The Quest for Human Nature
Title | The Quest for Human Nature PDF eBook |
Author | Marco J. Nathan |
Publisher | Oxford University Press |
Pages | 377 |
Release | 2024 |
Genre | Philosophy |
ISBN | 0197699243 |
Over the last few decades, biology, psychology, anthropology, and cognate fields have substantially enriched traditional philosophical theories about who we are and where we come from. Nevertheless, the hallowed topic of human nature remains frustratingly elusive. Why have we not been able to crack the mystery? Marco J. Nathan provides an overview and explanation of recent research and argues that human nature is a core scientific concept that is not susceptible to an explanation, scientific or otherwise. He traces the scientific history of human nature to conclude that, as an epistemological indicator, science cannot adequately grasp human nature without dissolving it in the process
Vaulting Ambition
Title | Vaulting Ambition PDF eBook |
Author | Philip Kitcher |
Publisher | Mit Press |
Pages | 456 |
Release | 1987-01 |
Genre | Science |
ISBN | 9780262610490 |
Provides a critical analysis of the evidence for the sociobiologists' theories that the basis of human behavior is biological and genetic
The Good Book of Human Nature
Title | The Good Book of Human Nature PDF eBook |
Author | Carel van Schaik |
Publisher | |
Pages | 482 |
Release | 2016-05-24 |
Genre | Science |
ISBN | 0465074707 |
"In The Good Book of Human Nature, evolutionary anthropologist Carel van Schaik and historian Kai Michel advance a new view of Homo sapiens' cultural evolution. The Bible, they argue, was written to make sense of the single greatest change in history: the transition from egalitarian hunter-gatherer to agricultural societies. Religion arose as a strategy to cope with the unprecedented levels of epidemic disease, violence, inequality, and injustice that confronted us when we abandoned the bush--and which still confront us today, "--Amazon.com.
Ultrasocial
Title | Ultrasocial PDF eBook |
Author | John M. Gowdy |
Publisher | Cambridge University Press |
Pages | 287 |
Release | 2021-08-26 |
Genre | Business & Economics |
ISBN | 110883826X |
Society is an ultrasocial superorganism whose requirements take precedence over individuals. What does this mean for humanity's future?

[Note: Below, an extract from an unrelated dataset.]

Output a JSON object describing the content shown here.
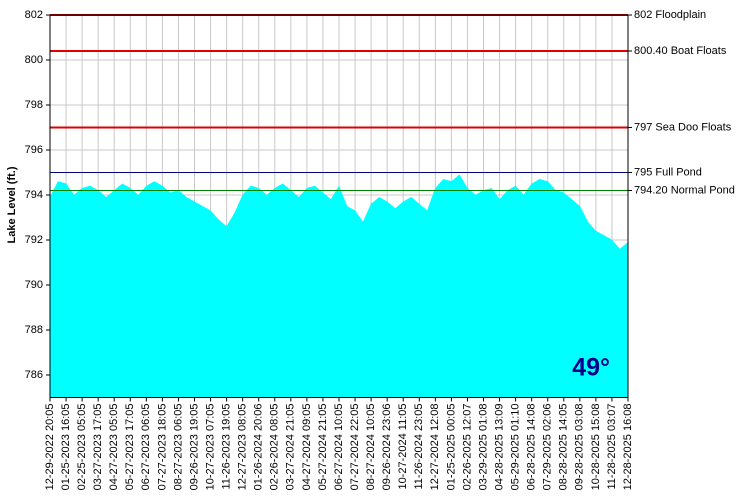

Human Nature in Its Fourfold State
Title | Human Nature in Its Fourfold State PDF eBook |
Author | Thomas Boston |
Publisher | |
Pages | 470 |
Release | 1787 |
Genre | Salvation |
ISBN |
Is Human Nature Obsolete?
Title | Is Human Nature Obsolete? PDF eBook |
Author | Harold W. Baillie |
Publisher | MIT Press |
Pages | 442 |
Release | 2005 |
Genre | Electronic books |
ISBN | 9780262524285 |
An interdisciplinary exploration of whether modern genetics and bioengineering are leading us to a posthuman future.